Оглядываясь на свое прошлое, спрашиваю себя иногда: уж полно я ли все это пережил и перечувствовал – так много в нем всех родов впечатлений и треволнений. Весьма возможно, что посторонние отнесутся с недоверием к этому бурному прошлому, особенно к деятельному участию, которое я принимал в различных кампаниях.
Вспоминаю по этому поводу следующее: после утомительного дела под Самаркандом, рассказ о котором следует далее, лихорадка принудила меня уехать из отряда и через месяц с небольшим после самаркандского сидения я очутился в Париже, в кругу оставленных там товарищей, художников.
Разумеется, пошли вопросы о Туркестане как новой стране, – я рассказал, что видел и слышал, рассказал, что «даже участвовал в битве!» «Может ли быть?» – «Да, случалось водить солдат на штурм». – «???» Я откровенно описал мои впечатления, ощущения и события: «Георгиевская дума мне первому присудила крест, но, как носящий статское платье, я просил генерала Кауфмана просить государя перенести эту милость на другого». – «??!»
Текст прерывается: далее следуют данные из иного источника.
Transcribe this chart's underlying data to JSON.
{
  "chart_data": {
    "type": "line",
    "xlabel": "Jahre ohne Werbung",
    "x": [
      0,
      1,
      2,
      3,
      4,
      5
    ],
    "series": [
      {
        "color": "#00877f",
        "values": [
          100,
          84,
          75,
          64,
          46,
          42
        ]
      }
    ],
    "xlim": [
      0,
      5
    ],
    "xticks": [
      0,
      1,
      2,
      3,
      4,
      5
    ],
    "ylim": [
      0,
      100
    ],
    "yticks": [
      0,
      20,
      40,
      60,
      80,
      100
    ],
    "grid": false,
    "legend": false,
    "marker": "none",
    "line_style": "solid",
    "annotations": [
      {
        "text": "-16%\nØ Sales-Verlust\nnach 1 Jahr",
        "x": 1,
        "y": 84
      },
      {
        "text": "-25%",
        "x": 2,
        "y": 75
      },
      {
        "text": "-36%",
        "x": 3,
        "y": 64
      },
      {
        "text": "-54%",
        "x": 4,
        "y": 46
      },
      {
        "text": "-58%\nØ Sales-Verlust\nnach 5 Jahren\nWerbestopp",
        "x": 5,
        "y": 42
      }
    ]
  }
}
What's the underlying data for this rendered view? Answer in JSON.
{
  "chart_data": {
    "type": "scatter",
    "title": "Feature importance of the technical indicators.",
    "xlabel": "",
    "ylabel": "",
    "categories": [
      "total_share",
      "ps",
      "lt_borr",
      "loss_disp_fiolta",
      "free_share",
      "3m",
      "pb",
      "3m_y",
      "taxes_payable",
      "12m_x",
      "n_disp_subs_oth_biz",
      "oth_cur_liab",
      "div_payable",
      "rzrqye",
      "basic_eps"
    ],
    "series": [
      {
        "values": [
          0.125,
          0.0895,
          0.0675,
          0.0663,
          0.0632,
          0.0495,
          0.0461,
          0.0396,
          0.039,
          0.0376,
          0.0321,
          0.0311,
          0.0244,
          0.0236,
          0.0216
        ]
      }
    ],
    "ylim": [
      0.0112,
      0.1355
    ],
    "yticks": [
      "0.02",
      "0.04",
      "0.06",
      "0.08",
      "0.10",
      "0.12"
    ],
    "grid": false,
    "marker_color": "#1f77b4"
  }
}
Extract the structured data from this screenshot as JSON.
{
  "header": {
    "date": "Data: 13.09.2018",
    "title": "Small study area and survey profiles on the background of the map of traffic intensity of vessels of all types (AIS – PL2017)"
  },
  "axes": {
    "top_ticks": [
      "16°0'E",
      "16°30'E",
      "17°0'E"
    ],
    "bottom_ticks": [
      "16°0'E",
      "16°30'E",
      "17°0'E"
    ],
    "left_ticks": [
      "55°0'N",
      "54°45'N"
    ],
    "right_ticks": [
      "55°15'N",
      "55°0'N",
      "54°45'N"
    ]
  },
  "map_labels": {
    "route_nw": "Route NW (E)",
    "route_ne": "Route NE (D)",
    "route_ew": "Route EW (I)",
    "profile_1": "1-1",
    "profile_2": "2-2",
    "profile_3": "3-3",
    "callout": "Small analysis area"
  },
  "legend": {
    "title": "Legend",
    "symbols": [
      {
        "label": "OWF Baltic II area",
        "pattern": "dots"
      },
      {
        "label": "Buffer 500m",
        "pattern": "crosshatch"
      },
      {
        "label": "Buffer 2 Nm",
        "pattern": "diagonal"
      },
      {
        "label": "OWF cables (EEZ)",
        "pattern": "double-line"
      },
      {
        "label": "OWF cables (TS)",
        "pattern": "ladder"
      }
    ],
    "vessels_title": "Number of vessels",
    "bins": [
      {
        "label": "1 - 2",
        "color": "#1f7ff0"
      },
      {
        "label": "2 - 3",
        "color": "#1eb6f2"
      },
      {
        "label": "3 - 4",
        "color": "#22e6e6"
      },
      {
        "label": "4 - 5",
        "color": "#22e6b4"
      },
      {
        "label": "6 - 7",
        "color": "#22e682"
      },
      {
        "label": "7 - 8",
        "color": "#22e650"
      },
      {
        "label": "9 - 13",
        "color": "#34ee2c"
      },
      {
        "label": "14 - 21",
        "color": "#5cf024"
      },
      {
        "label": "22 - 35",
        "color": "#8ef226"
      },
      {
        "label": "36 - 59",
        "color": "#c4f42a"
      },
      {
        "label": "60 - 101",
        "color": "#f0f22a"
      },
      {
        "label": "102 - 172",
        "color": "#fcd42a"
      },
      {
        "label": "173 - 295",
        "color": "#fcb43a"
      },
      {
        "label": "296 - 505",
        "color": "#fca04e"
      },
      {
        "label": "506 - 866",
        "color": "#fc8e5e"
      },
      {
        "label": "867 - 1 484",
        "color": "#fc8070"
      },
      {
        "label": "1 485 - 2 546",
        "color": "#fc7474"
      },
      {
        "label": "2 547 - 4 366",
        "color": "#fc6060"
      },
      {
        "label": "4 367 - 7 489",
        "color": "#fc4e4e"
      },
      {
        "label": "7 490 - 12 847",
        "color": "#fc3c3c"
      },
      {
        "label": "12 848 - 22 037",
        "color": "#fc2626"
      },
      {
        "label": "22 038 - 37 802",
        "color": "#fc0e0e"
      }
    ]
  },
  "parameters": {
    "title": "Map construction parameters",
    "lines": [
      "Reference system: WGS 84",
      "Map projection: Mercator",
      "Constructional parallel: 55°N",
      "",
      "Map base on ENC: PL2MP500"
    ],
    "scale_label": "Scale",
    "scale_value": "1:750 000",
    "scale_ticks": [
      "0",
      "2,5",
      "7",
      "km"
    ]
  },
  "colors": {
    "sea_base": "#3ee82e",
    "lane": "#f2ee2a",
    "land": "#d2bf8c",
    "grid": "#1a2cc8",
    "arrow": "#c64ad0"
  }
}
На следующий день после этой беседы покойный профессор Гун, прекрасный товарищ, говорит мне:
– Ты помнишь инженера К., который вместе с нами слушал вчера твой рассказ?
– Помню.
– Когда ты ушел, он говорил, что ты все врал...
– Как врал?
– Так! Все, говорит, от первого до последнего слова, все вранье – что ты водил солдат на штурм, что тебе присудили Георгиевский крест, но ты отказался от него, – все это, говорит, невозможные вещи и тебе это, верно, померещилось...
– Ну что ж, пусть его, – ответил я, немного сконфузившись. Как, чем мог я доказать, что ничего не солгал?
Через месяц прихожу в трактирчик, в котором собирались обыкновенно наши к обеду, – встречают восклицаниями: К. виновато жмет руку, а архитектор В., с русской газетой в руках, читает, что государь император «за блистательные мужество и храбрость» жалует мне Георгиевский крест. Я был отомщен!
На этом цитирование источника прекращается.